To be fair to Lourie, pinning down what drove Sakharov may be a hopeless task. This most public of dissidents was a private, reserved man. Aged about 50, he claimed to have only one close friend (a friend who subsequently let him down in a characteristically squalid, characteristically Soviet way); it is easy to detect a similar pattern of emotional distance in Sakharov's first marriage.

With Sakharov, however, there is always that capacity for surprise. Whatever the shortcomings in their relationship, he fell apart when his first wife died. A little later this quiet, dry, slightly prudish introvert found himself drawn to the lively, abrasive, and demanding Elena Bonner. Understandably enough, their partnership (they subsequently married) is often (and Lourie's book is no exception) discussed in a primarily political context, but it was, clearly, much, much more than that. This was a great romance, a grand, gorgeous late-flowering love affair that carried alt before it, a light in the midst of totalitarian darkness, a bastion of integrity in a state that had none.

But those looking for the source of Sakharov's anti-Soviet struggle need to look further than Elena Bonner. She accelerated the process and made it more bearable for the beleaguered physicist (two against an empire is better than one), but this was a question of speed, not destination. By the time the pair first met, it was 1970—and Sakharov was already in irrevocable opposition.
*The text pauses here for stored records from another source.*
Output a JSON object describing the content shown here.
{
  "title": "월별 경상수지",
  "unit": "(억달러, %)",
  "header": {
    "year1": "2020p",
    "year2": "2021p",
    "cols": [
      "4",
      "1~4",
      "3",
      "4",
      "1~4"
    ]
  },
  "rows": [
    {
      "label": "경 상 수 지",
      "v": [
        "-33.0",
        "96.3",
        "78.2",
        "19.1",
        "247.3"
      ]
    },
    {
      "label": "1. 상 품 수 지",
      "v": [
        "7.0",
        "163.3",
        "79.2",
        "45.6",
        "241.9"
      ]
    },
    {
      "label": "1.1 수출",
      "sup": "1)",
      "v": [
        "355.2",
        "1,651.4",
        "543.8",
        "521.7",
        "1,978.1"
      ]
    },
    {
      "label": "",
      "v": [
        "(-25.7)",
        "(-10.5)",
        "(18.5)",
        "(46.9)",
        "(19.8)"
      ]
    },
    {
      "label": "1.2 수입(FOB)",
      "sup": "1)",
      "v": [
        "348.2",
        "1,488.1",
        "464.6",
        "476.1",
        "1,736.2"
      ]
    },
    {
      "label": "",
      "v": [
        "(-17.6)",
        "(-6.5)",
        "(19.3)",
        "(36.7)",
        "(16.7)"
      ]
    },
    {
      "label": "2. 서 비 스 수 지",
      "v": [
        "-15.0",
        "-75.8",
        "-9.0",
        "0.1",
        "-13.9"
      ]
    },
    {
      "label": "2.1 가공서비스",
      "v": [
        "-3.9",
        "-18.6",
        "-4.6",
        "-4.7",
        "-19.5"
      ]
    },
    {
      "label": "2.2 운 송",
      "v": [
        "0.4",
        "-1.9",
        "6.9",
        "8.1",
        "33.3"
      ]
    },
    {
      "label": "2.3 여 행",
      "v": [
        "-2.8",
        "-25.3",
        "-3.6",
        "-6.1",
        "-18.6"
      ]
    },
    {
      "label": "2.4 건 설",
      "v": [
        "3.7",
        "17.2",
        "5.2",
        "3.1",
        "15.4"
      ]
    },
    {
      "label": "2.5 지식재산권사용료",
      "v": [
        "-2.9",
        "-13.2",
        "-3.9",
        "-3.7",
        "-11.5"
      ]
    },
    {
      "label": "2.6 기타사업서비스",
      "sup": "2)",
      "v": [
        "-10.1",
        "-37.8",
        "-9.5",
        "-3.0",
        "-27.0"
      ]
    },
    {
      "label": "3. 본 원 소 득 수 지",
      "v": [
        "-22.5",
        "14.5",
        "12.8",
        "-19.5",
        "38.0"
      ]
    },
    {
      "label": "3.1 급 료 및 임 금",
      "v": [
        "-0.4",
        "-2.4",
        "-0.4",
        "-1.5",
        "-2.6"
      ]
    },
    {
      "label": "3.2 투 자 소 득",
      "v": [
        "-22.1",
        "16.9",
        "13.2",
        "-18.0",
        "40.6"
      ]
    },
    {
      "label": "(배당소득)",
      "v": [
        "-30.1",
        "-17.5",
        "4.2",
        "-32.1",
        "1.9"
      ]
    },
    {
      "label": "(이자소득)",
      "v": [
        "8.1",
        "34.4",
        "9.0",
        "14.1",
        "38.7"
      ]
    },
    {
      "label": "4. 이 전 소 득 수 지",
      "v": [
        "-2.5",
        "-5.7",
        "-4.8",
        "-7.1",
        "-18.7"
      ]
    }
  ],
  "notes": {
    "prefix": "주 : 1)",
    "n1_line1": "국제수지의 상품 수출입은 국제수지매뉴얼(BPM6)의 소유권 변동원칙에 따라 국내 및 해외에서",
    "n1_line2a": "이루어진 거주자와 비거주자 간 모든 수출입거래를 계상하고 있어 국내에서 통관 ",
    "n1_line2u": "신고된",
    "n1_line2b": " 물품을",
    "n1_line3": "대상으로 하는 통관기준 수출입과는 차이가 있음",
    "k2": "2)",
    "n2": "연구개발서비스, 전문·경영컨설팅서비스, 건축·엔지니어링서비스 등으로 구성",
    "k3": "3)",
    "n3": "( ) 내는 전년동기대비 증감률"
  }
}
The key to the puzzle must lie elsewhere. Readers of Lourie's book are given enough clues to draw some conclusions of their own. It is necessary to look again at the influence of what Sakharov once referred to as the intelligentsia's "inherited humanist values." Add those values to a demanding family tradition, courage, and a certain innate goodness, and we start to understand why Sakharov began asking those awkward questions, both of his government and of himself And once he had begun, there could be no going back. Dedicated scientist that he was, Sakharov could not rest until he had arrived at the solution, no matter the cost.

This quest ought, one day, to be at the core of a more substantial biography. In the meantime, Lourie's book will do, not least because the stories it tells do give a good measure of the man that Sakharov became. Here's a wonderful example dating from the late 1970s (1978 according to Lourie; Sakharov in his Memoirs places it two years earlier). Bonner and Sakharov had been shown photographs of a dissident exiled to Nyurbachan, a settlement in a remote part of Siberia. Troubled by the look on the exile's face (that was all it took) they decided to visit him.

On the way to the airport, their taxi was rammed. Undaunted, they took another. The first leg of their journey brought them within 400 miles of their objective, but the next flight was "unexpectedly" delayed by 24 hours. They camped out at the terminal, and took the plane the next day. On landing, they were told that the bus to Nyurbachan had been canceled. There were still 15 miles to go. The secret police were obviously watching their every move. Lourie tells us what this indomitable duo, no longer young, no longer in good health, then did.

"Though it was getting dark, Sakharov and Bonner decided to walk . . . The forest path was moonlit, the air fresh, a Siberia of stars above the trees. They stopped for bread and cheese, sipping coffee from a thermos . . . Alt the KGB's machinations had only afforded them hours of happiness."

And, yes, they reached their destination.